TypeError: in user code:
TypeError: pruned(age, cabin, unknown) missing required arguments: unknown.
I'm not an expert on TF-TRT, but TRT doesn't support IndexLookup layer, onnx doesn't support this layer too?
Also from your log, I don't think TensorRT gets involved here. so it would be better to ask in the Tensorflow repo.
I'm not an expert on TF-TRT, but TRT doesn't support IndexLookup layer, onnx doesn't support this layer too?
When I hit the problem I suspected that neither of the converters support IndexLookup (or rather TF hash tables) but I didn't find any evidence of that. Should this be documented somewhere or explained in the error messages?
Also from your log, I don't think TensorRT gets involved here. so it would be better to ask in the Tensorflow repo.
Good point, somehow I thought the converter (that produces the model that can't be saved) is the scope of TensorRT itself, but you're right it's all in the TF repo so I should've filed this bug there.

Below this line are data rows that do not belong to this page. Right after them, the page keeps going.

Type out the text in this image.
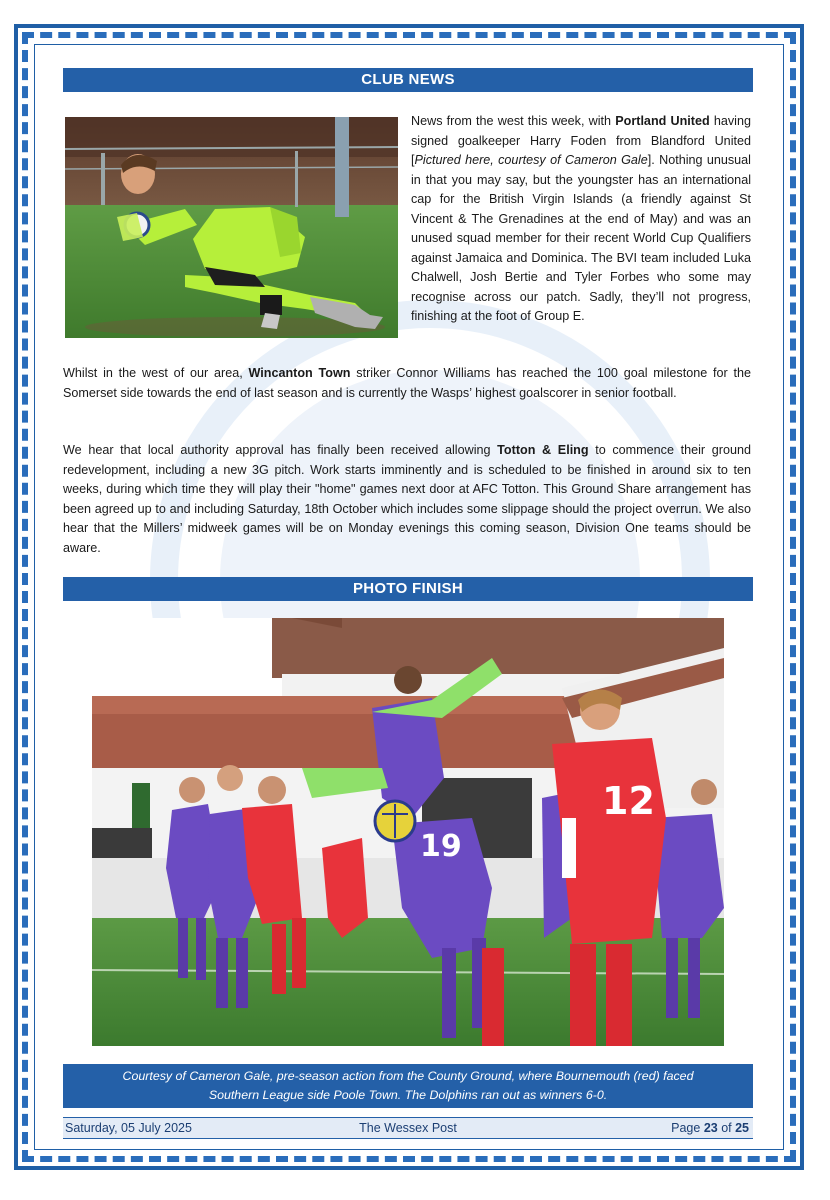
CLUB NEWS
News from the west this week, with Portland United having signed goalkeeper Harry Foden from Blandford United [Pictured here, courtesy of Cameron Gale]. Nothing unusual in that you may say, but the youngster has an international cap for the British Virgin Islands (a friendly against St Vincent & The Grenadines at the end of May) and was an unused squad member for their recent World Cup Qualifiers against Jamaica and Dominica. The BVI team included Luka Chalwell, Josh Bertie and Tyler Forbes who some may recognise across our patch. Sadly, they’ll not progress, finishing at the foot of Group E.
Whilst in the west of our area, Wincanton Town striker Connor Williams has reached the 100 goal milestone for the Somerset side towards the end of last season and is currently the Wasps’ highest goalscorer in senior football.
We hear that local authority approval has finally been received allowing Totton & Eling to commence their ground redevelopment, including a new 3G pitch. Work starts imminently and is scheduled to be finished in around six to ten weeks, during which time they will play their "home" games next door at AFC Totton. This Ground Share arrangement has been agreed up to and including Saturday, 18th October which includes some slippage should the project overrun. We also hear that the Millers’ midweek games will be on Monday evenings this coming season, Division One teams should be aware.
PHOTO FINISH
19
12
Courtesy of Cameron Gale, pre-season action from the County Ground, where Bournemouth (red) faced
Southern League side Poole Town. The Dolphins ran out as winners 6-0.
Saturday, 05 July 2025	The Wessex Post	Page 23 of 25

So there are several issues in both the TF and TensorRT repos that mention this problem (without anybody clearly confirming that TensorRT or TF-TRT do not support lookup tables indeed). This is the list of issues that cross reference each other (I'm linking to particular comments that say "it seems like" lookup tables are not supported):
tensorflow/tensorflow#46254 (comment)
tensorflow/tensorrt#233 (comment)
tensorflow/text#486 (comment)
tensorflow/tensorrt#233 (comment)
The last comment from @bixia1 said that was fixed, and she linked the fix I mentioned in the description, which didn't actually fix the problem.
I don't think I should file yet another issue like this in the TF repo.
Able to reproduce this in TF2.9 (using nvidia/tensorflow:22.08-tf2-py3
)
I will closing this since no activity for a long time, also FYI, there are more TF-TRT experts for this issue in https://github.com/tensorflow/tensorrt/issues, thanks!